You can see the results toward the end of the film as a whole town full of vampires tries to make do with a single teen-aged girl. There really isn’t enough of her to go around. Oh they toy with her; they even say some scary things at her, but let’s face it, nobody is all that impressed when you play with your food. And all that sadistic pleasure taken in tormenting the poor girl doesn’t change the fact that, she was the last meal any one of the gluttonous night fiends was going to eat for a long while. This wasn’t scary; it was pathetic.

The hunger of the poor starving vampires leads to still worse events when some of the mortals manage to fight back. Don’t even try to tell me that would have happened if the vampire hoard had not gone hungry in the wake of their wasteful banquet. These guys were bad-ass at the beginning of the film. Bad-ass! In the end, well let’s just say that even the alpha-pire turns out to have a glass jaw. All of that could have been avoided if the vampires had simply instituted some mechanism by which individuals could be held accountable for using up the common resources of the community.

There really is no excuse for any of this. These guys could have ruled the longest night in movie-making history, released a satisfying belch and rode off into the moon-set.

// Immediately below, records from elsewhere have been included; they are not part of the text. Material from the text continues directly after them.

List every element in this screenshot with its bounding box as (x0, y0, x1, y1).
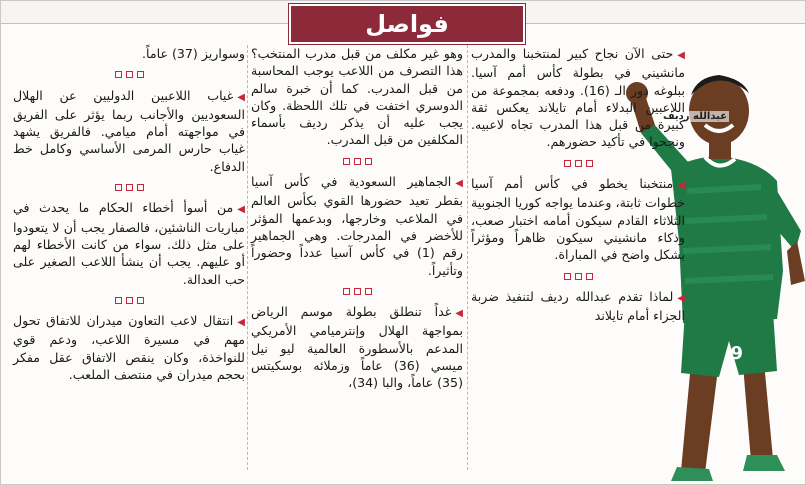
paragraph (13, 199, 245, 287)
paragraph (251, 173, 463, 279)
bullet-icon: ◀ (455, 178, 463, 190)
paragraph (251, 303, 463, 391)
divider-icon (251, 153, 463, 170)
paragraph-text: وهو غير مكلف من قبل مدرب المنتخب؟ هذا التصرف من اللاعب يوجب المحاسبة من قبل المدرب. كما أن خبرة سالم الدوسري اختفت في تلك اللحظة. وكان يجب عليه أن يذكر رديف بأسماء المكلفين من قبل المدرب. (251, 46, 463, 148)
paragraph-text: الجماهير السعودية في كأس آسيا بقطر تعيد حضورها القوي بكأس العالم في الملاعب وخارجها، وبدعمها المؤثر للأخضر في المدرجات. وهي الجماهير رقم (1) في كأس آسيا عدداً وحضوراً وتأثيراً. (251, 174, 463, 278)
column-3 (13, 45, 245, 476)
divider-icon (471, 155, 685, 172)
bullet-icon: ◀ (237, 91, 245, 103)
divider-icon (13, 179, 245, 196)
paragraph-text: غداً تنطلق بطولة موسم الرياض بمواجهة الهلال وإنترميامي الأمريكي المدعم بالأسطورة العالمية ليو نيل ميسي (36) عاماً وزملائه بوسكيتس (35) عاماً، والبا (34)، (251, 304, 463, 391)
divider-icon (13, 292, 245, 309)
paragraph (471, 288, 685, 325)
bullet-icon: ◀ (677, 180, 685, 192)
paragraph-text: منتخبنا يخطو في كأس أمم آسيا خطوات ثابتة، وعندما يواجه كوريا الجنوبية الثلاثاء القادم سيكون أمامه اختبار صعب، وذكاء مانشيني سيكون ظاهراً ومؤثراً بشكل واضح في المباراة. (471, 176, 685, 263)
paragraph-text: لماذا تقدم عبدالله رديف لتنفيذ ضربة الجزاء أمام تايلاند (471, 288, 685, 324)
column-separator (467, 45, 468, 470)
paragraph-text: انتقال لاعب التعاون ميدران للاتفاق تحول مهم في مسيرة اللاعب، ودعم قوي للنواخذة، وكان ينقص الاتفاق عقل مفكر بحجم ميدران في منتصف الملعب. (13, 313, 245, 383)
player-caption: عبدالله رديف (663, 111, 728, 122)
paragraph-text: من أسوأ أخطاء الحكام ما يحدث في مباريات الناشئين، فالصفار يجب أن لا يتعودوا على مثل ذلك. سواء من كانت الأخطاء لهم أو عليهم. يجب أن ينشأ اللاعب الصغير على حب العدالة. (13, 200, 245, 287)
svg-text:9: 9 (730, 343, 743, 364)
section-title: فواصل (289, 4, 525, 44)
bullet-icon: ◀ (455, 308, 463, 320)
paragraph (471, 45, 685, 151)
divider-icon (13, 66, 245, 83)
divider-icon (251, 283, 463, 300)
paragraph-text: غياب اللاعبين الدوليين عن الهلال السعوديين والأجانب ربما يؤثر على الفريق في مواجهته أمام ميامي. فالفريق يشهد غياب حارس المرمى الأساسي وكامل خط الدفاع. (13, 87, 245, 174)
column-separator (247, 45, 248, 470)
paragraph (471, 175, 685, 263)
paragraph (251, 45, 463, 149)
paragraph (13, 87, 245, 175)
paragraph (13, 45, 245, 62)
bullet-icon: ◀ (677, 292, 685, 304)
divider-icon (471, 268, 685, 285)
bullet-icon: ◀ (677, 50, 685, 61)
bullet-icon: ◀ (237, 204, 245, 216)
column-1 (471, 45, 685, 476)
paragraph-text: وسواريز (37) عاماً. (142, 46, 245, 61)
bullet-icon: ◀ (237, 317, 245, 329)
paragraph (13, 312, 245, 383)
column-2 (251, 45, 463, 476)
paragraph-text: حتى الآن نجاح كبير لمنتخبنا والمدرب مانشيني في بطولة كأس أمم آسيا. ببلوغه دور الـ (16). ودفعه بمجموعة من اللاعبين البدلاء أمام تايلاند يعكس ثقة كبيرة من قبل هذا المدرب تجاه لاعبيه. ونجحوا في تأكيد حضورهم. (471, 46, 685, 150)
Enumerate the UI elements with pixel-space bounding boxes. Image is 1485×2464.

If only they had had a plan.

***

We are just now entering into Polar Midnight here in Barrow, and as always, some of us are a little worried about the whole thing. I mean it’s just a movie, yeah, we all know. But all that darkness does get a little spooky, and I think I saw something out on the tundra last night. Or maybe it was this morning. Hard to tell.

CAUSE IT’S DARK!

Anyway, I have no idea if the vampires will actually come this time. But if they do, then I certainly hope my life and that of my friends and neighbors will not be wasted frivolously by some foolish fiend who doesn’t finish his plate.

After all.

Lycanthropic children are starving in Bulgaria!